Saturday, March 28, 2009

Breaking the Oligarchy

"If the IMF’s staff could speak freely about the U.S., it would tell us what it tells all countries in this situation: recovery will fail unless we break the financial oligarchy that is blocking essential reform. And if we are to prevent a true depression, we’re running out of time."
The chief economist for the International Monetary Fund, Simon Johnson, has an article in the May issue of Atlantic Magazine ["The Quiet Coup"] that is a must-read. It's written in language everyone can understand... it draws important and disturbing historic parallels... and it will make you sick, whether you are an "oligarch" or not.

The four-part article is here. A single page suitable for reading and printing is here.

Here's a taste what may seem eerily familiar, although in fact it describes third-world and "emerging-market" countries whose economies have collapsed:
[I]nevitably, emerging-market oligarchs get carried away; they waste money and build massive business empires on a mountain of debt. Local banks, sometimes pressured by the government, become too willing to extend credit to the elite and to those who depend on them. Overborrowing always ends badly, whether for an individual, a company, or a country. Sooner or later, credit conditions become tighter and no one will lend you money on anything close to affordable terms.

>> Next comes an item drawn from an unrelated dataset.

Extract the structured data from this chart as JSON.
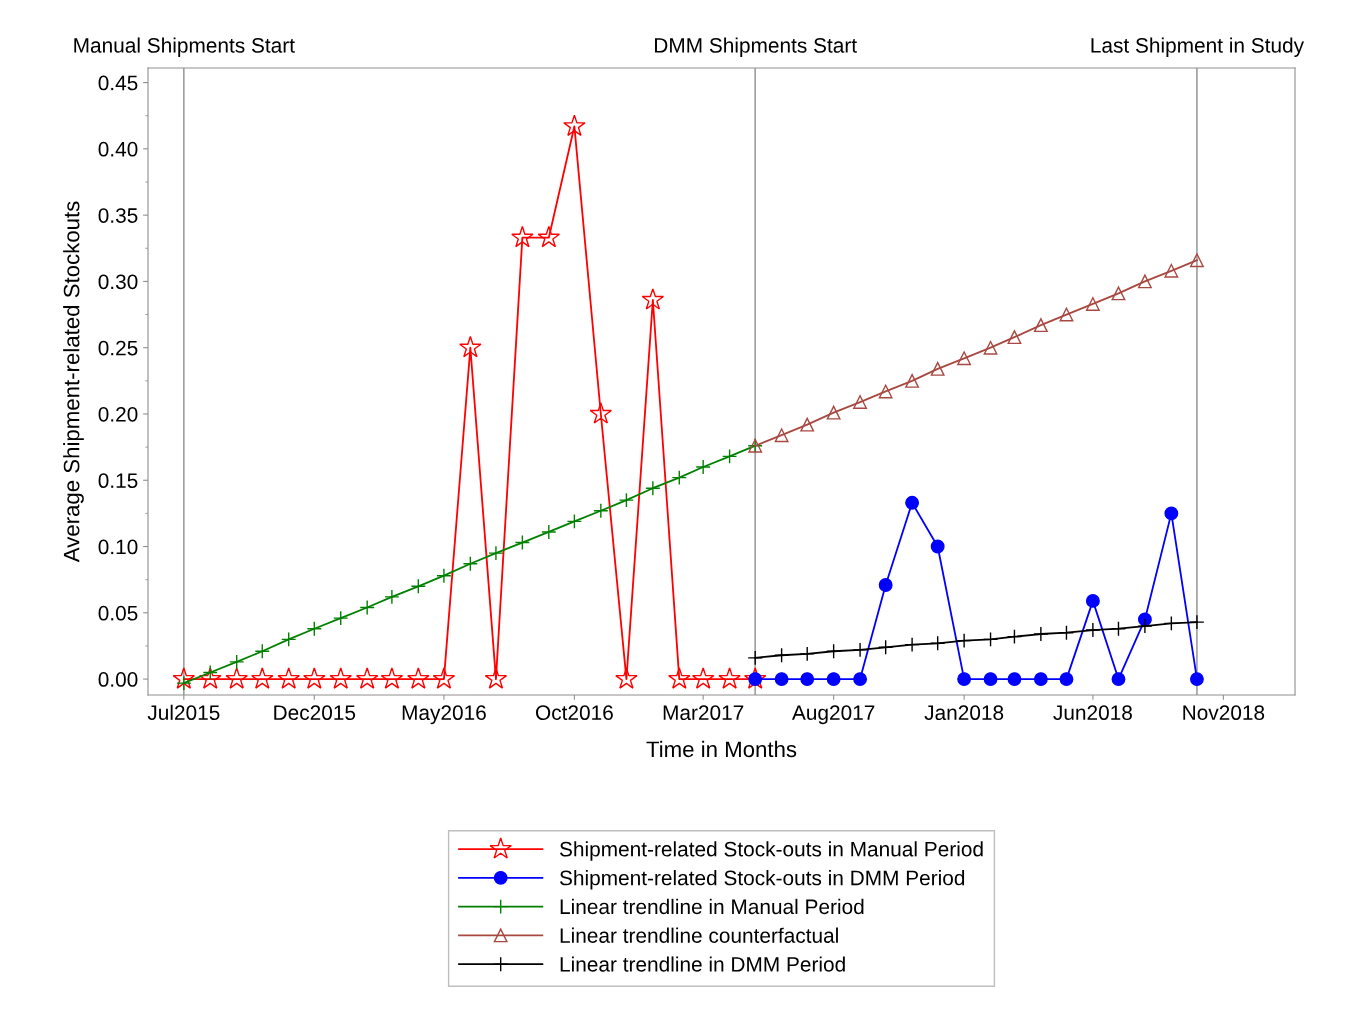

The downward spiral that follows is remarkably steep. Enormous companies teeter on the brink of default, and the local banks that have lent to them collapse. Yesterday’s “public-private partnerships” are relabeled “crony capitalism.” With credit unavailable, economic paralysis ensues, and conditions just get worse and worse. The government is forced to draw down its foreign-currency reserves to pay for imports, service debt, and cover private losses. But these reserves will eventually run out. If the country cannot right itself before that happens, it will default on its sovereign debt and become an economic pariah. The government, in its race to stop the bleeding, will typically need to wipe out some of the national champions—now hemorrhaging cash—and usually restructure a banking system that’s gone badly out of balance. It will, in other words, need to squeeze at least some of its oligarchs.

Squeezing the oligarchs, though, is seldom the strategy of choice among emerging-market governments. Quite the contrary: at the outset of the crisis, the oligarchs are usually among the first to get extra help from the government, such as preferential access to foreign currency, or maybe a nice tax break, or— here’s a classic Kremlin bailout technique— the assumption of private debt obligations by the government. Under duress, generosity toward old friends takes many innovative forms. Meanwhile, needing to squeeze someone, most emerging-market governments look first to ordinary working folk—at least until the riots grow too large.

It's not all bad. Simon -- who was, after all, in the business of rescuing failed economies -- does have some suggestions for us. But it will be expensive, it will take a long time, and it requires the political will to "break the oligarchy."

That starts with recognizing that any institution "too big to fail" is too big, period. It's time to start enforcing Antitrust laws, again.
Ideally, big banks should be sold in medium-size pieces, divided regionally or by type of business. Where this proves impractical—since we’ll want to sell the banks quickly—they could be sold whole, but with the requirement of being broken up within a short time. Banks that remain in private hands should also be subject to size limitations.

This may seem like a crude and arbitrary step, but it is the best way to limit the power of individual institutions in a sector that is essential to the economy as a whole. Of course, some people will complain about the “efficiency costs” of a more fragmented banking system, and these costs are real. But so are the costs when a bank that is too big to fail—a financial weapon of mass self-destruction—explodes. Anything that is too big to fail is too big to exist.

Another step must be to develop rational limits on the pay of oligarchs through regulatory, tax, and corporate policy reform, along with "more transparency and competition."

It is not a little startling to read that the same disease is eating at the root of our economy that has ruined so many others in the third-world. But Simon Johnson makes sense. Will Congress and the Obama administration listen?